The rubber trade devastated the population of The Congo, (reducing its population by 50% or to the tune of 22 million or so - over the course of about 75 years) By contrast, over the last eight years Coltan mining has cost 4.5 million lives, reduced the great apes to a state of statistical extinction, and literally poisoned both large swaths of river basin and forest in a way that makes them unrecoverable.
It’s also worth noting that while the rubber-trade gave birth to the first international humanitarian organizations (Teddy Roosevelt wrote in rather stirring terms of the unacceptability of its horror and injustice in the face of the American ideal) Moral responsibility for Coltan mining is either shirked (see above) or flat out ignored.

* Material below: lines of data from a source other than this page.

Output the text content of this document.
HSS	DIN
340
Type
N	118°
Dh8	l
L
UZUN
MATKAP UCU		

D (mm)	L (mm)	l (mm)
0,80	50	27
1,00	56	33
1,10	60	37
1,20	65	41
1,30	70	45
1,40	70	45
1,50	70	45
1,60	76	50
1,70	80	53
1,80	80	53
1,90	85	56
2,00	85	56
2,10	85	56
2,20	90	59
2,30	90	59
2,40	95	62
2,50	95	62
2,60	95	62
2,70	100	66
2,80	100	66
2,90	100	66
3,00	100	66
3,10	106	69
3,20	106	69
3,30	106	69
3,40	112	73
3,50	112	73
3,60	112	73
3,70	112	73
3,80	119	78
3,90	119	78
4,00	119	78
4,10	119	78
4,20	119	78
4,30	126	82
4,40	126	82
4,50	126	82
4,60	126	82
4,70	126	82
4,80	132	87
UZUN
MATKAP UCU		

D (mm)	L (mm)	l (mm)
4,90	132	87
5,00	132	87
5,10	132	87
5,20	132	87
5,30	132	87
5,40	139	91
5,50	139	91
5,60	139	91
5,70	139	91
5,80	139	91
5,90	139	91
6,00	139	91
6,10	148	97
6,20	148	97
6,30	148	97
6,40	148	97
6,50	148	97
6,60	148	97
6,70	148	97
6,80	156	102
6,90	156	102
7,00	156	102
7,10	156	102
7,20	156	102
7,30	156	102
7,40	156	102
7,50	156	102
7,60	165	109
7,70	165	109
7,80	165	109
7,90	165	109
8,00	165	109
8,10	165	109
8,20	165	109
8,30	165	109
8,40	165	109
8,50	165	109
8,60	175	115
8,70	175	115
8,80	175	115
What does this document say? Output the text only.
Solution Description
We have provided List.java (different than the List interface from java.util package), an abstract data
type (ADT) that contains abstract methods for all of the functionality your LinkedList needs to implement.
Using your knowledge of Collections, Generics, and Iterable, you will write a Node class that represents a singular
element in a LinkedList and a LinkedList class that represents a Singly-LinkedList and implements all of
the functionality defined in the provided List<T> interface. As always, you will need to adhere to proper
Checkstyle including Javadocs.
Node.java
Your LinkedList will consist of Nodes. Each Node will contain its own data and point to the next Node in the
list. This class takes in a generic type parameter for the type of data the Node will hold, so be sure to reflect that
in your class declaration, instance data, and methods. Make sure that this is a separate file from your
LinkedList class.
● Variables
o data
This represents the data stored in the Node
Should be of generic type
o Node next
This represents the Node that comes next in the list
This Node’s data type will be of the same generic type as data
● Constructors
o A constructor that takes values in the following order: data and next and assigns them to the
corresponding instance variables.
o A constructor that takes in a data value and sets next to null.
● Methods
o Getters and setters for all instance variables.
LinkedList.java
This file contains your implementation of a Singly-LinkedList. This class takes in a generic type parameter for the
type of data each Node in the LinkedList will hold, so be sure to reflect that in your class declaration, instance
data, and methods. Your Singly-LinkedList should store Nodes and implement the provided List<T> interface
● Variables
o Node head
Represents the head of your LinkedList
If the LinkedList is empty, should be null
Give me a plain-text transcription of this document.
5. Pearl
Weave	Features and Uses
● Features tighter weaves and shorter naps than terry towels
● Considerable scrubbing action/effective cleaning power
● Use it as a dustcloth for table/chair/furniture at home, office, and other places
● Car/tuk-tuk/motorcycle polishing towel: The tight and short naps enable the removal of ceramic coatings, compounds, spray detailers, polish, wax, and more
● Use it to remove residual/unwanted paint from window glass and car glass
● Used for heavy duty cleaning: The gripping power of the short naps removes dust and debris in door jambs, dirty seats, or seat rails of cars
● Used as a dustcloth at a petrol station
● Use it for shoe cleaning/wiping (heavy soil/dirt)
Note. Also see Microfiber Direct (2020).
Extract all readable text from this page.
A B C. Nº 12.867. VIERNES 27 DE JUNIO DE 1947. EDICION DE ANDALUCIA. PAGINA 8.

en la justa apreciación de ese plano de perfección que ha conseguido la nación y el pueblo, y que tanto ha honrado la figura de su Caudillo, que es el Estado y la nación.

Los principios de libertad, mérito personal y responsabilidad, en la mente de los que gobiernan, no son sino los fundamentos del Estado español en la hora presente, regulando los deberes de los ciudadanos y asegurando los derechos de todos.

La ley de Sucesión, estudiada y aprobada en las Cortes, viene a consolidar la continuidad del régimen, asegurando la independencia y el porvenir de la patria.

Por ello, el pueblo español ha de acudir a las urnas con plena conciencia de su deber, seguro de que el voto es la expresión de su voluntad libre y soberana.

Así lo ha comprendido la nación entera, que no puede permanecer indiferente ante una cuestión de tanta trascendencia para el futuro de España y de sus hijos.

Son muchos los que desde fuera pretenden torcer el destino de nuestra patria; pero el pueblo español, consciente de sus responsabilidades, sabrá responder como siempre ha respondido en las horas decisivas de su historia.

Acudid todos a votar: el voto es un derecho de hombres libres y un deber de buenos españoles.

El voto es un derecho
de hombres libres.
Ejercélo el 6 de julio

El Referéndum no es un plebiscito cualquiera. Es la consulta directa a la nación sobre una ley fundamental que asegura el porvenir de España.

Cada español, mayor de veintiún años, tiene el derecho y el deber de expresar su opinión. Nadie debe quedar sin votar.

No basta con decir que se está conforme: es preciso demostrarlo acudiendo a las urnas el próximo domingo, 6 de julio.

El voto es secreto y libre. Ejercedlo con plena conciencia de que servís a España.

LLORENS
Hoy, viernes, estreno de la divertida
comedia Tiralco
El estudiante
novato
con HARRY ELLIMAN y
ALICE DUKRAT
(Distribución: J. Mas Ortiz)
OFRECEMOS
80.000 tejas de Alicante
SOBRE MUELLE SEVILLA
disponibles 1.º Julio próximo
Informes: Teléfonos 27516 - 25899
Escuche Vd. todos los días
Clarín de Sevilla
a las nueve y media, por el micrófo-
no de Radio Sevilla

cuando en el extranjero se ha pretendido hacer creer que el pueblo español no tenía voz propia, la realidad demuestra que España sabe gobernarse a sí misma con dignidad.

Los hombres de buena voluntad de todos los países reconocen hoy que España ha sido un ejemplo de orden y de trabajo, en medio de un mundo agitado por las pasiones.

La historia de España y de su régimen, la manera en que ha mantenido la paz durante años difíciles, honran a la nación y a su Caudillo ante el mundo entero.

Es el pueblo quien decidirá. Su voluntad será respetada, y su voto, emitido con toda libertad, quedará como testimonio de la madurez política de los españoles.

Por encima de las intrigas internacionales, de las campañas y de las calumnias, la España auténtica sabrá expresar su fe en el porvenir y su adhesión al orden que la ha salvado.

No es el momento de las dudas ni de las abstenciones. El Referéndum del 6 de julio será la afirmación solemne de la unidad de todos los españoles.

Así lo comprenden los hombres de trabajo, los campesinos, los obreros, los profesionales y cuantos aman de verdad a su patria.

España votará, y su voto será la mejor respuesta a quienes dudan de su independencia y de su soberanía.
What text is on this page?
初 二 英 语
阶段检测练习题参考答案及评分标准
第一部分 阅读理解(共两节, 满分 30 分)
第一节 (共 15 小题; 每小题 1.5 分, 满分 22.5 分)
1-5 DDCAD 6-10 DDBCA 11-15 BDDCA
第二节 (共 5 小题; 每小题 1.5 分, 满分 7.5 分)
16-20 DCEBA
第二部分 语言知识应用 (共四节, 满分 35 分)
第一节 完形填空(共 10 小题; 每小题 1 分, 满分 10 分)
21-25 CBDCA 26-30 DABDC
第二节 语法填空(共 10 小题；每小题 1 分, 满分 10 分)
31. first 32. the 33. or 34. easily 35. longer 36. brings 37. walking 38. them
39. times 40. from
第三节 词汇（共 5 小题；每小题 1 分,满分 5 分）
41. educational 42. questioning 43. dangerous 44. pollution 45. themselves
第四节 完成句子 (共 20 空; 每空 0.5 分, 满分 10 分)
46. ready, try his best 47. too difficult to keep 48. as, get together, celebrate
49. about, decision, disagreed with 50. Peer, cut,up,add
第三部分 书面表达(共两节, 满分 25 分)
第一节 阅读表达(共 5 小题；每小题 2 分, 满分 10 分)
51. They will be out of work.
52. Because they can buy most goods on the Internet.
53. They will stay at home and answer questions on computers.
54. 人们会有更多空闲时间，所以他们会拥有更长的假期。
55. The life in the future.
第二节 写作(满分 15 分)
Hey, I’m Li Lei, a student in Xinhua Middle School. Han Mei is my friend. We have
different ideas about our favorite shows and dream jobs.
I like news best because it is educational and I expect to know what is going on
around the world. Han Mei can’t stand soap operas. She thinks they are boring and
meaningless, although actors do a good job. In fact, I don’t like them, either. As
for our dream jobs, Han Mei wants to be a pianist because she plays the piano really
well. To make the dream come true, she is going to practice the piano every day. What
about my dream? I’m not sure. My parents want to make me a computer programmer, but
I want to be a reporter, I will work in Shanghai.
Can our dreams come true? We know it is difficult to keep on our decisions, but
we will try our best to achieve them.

And here I was thinking it was the general exploitation of the workers in the region that was key across time independent of the essential substance. Are you saying that the problem isn't that the market holds the power of life and death over the people and environment of the region, but rather a dearth of stirring writs and international outrage? Isn't there some basic inequality that needs address?
My dentist was telling me about a pair of earrings he saw at a show (his daughter is an aspiring jeweler). They sold for 86K, but he could have got a deal and had them for 75K. The cellphones and iPods and SUVs are just a bribe paid by the top 2% to the rest of the upper half (50% and 49% of the wealth goes to those two groups) to keep the other 50% in line (the half of the world living on just %1 of the wealth). Once in a while they put on a dog and pony show about doing something, raise the going rate for the slow-death that is labour, play the class traitor, hire more cops, but little is done to really change it. That is part of the reason for the apathy you so despise in your country.
"basic inequality that needs address"
I am unaware of any mildly workable system for actually (as opposed to talking about)doing so -- this side of leveraging market dynamics to a cause -- as the post recomended.
Maybe it's in your blind spot.
That’s possible …or it could be that I’ve seen and noted how badly the “alternatives” have performed in the real world.
If you’re aware of a case study that hasn’t resulted in either cultural stagnation and or mass graves … I’d be more than willing to give that sucker a read.